Posted on May 11, 2013
It was a splendid Kawaiaha`o setting and a lovely Manoa afternoon of superb food and casual conversation among MPI employees and guests. Our preschool and elementary teachers joined colleagues from the middle school and high school, as well as staff from all departments and offices to celebrate our MPI school community on Thursday. The Parent Community Association (PCA) outdid themselves. Grilled steak, garlic shrimp, noodles, sushi, Indian curry, basmati rice, dim sum, and more than a dozen types of homemade desserts. Much of the food was cooked right on the premises. Then on Friday morning, our parent `Ohana set a table of breakfast foods in the faculty workroom as teachers came in to work on students' performance continua. The table was cleared for lunch and a spread of sandwiches, salads, and homemade soup. Yes, the faculty is feeling very much appreciated and acknowledged by this outpouring of aloha. Mahalo, Parents!
It will continue to be a very busy next week in the classrooms. On any day last week and this week, you might find students working on inquiry projects (building, planting, experimenting, drawing, writing, etc.), capturing images of their work for their e-portfolios with an iPad, writing reflections, or preparing for a presentation. Unique to the 5th grade this year are their "capstone" projects. A capstone is a culminating event in which students demonstrate their understanding of the inquiry process they have experienced each year as elementary students. The inquiries, which students developed individually or in pairs, have come from their personal interests, or what we call "wonderings." Students have been working with faculty advisors from the preschool, elementary, and high school. You'll be hearing more about these capstone projects shortly.
This past Friday, the teachers worked in their classrooms and offices, looking carefully at various pieces of student learning, their observational notes, and video clips to determine where on the performance continua each student should be placed based on the performance descriptors. The assessment process goes beyond the traditional practice of adding numerical scores for tests and quizzes and determining an average score. Since the culture of learning in the elementary is always focused on progress over time and weighing together learning processes as well as the products of thinking and learning, assessing student learning requires a very mindful, holistic approach, much like focusing a camera lens to bring clarity. The teachers zoom in on each reading log or "think sheet" or math assessment, for example, then step back to take in the breadth and depth of each child's learning over time. The marks on the performance continua, then, are placemarks along your child's journey of cognitive development.

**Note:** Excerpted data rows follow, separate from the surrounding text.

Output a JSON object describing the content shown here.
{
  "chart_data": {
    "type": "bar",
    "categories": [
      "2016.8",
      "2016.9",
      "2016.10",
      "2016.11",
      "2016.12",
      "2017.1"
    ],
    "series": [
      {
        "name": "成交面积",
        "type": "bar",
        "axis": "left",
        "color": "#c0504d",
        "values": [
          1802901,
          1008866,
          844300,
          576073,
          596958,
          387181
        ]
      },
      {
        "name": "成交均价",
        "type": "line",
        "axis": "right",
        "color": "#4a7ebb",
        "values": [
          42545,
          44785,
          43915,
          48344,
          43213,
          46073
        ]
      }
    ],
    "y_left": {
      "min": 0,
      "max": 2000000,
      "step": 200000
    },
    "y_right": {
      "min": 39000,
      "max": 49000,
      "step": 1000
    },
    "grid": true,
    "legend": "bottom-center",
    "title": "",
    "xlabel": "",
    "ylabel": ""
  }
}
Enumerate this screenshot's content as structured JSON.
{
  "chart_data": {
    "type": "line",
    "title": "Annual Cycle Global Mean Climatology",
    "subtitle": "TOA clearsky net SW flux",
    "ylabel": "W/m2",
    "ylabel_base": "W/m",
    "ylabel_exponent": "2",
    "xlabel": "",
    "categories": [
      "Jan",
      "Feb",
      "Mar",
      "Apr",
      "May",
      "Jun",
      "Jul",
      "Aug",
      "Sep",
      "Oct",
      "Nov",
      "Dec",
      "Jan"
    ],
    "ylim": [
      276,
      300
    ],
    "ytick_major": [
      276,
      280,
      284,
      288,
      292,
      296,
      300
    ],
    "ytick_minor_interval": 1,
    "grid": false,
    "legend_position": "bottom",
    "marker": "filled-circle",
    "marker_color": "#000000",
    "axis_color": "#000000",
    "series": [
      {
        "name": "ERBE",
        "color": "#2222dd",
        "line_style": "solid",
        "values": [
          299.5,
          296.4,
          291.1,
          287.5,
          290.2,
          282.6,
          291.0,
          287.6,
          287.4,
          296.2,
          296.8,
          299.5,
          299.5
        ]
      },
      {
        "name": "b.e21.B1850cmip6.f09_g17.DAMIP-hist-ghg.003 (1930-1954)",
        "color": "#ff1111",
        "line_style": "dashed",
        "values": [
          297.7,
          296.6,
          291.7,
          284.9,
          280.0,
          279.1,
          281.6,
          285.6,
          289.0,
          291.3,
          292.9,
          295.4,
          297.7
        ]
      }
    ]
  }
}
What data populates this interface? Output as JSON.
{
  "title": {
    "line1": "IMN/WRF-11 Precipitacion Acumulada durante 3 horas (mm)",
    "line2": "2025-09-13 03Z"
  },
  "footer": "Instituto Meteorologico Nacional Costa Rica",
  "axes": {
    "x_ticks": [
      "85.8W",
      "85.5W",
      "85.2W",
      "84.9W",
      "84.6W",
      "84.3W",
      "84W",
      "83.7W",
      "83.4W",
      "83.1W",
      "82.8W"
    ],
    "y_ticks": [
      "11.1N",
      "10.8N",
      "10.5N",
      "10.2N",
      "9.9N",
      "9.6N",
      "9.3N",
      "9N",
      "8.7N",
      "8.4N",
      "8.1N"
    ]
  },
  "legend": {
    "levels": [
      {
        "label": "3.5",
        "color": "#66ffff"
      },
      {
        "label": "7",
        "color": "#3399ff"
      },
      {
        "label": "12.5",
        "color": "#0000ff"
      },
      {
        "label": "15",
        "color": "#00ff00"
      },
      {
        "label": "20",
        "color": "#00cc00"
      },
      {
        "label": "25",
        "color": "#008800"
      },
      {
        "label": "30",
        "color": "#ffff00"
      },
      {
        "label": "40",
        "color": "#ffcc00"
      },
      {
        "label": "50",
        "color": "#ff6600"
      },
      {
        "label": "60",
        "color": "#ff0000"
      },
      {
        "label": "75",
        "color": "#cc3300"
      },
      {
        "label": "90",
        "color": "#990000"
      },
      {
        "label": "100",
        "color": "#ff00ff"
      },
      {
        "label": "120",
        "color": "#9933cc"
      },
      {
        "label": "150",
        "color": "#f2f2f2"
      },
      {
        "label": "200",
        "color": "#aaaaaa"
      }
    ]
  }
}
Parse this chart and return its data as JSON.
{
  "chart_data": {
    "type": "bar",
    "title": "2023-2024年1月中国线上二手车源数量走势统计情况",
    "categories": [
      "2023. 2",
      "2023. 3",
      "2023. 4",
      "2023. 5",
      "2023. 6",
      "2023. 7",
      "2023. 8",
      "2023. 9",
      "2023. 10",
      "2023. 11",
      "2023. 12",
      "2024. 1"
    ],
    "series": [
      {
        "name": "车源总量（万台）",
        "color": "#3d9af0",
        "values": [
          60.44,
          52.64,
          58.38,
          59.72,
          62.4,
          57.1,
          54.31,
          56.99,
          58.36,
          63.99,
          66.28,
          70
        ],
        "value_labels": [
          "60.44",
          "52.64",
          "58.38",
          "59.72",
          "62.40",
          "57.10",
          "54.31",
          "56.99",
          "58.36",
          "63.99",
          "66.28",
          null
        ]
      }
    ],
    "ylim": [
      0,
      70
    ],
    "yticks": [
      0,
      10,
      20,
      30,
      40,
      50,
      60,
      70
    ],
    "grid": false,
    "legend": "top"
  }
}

Finally, I hope all our mothers, grandmothers, godmothers, and mothers-to-be are celebrated on Mothers' Day. Breakfast in bed, handmade cards, Sunday brunch, or even a few hours just for mom to do her own thing. One last thought about mothers on their special day --
Most of all the other beautiful things in life come by twos and threes, by dozens and hundreds. Plenty of roses, stars, sunsets, rainbows, brothers and sisters, aunts and cousins, comrades and friends - but only one mother in the whole world.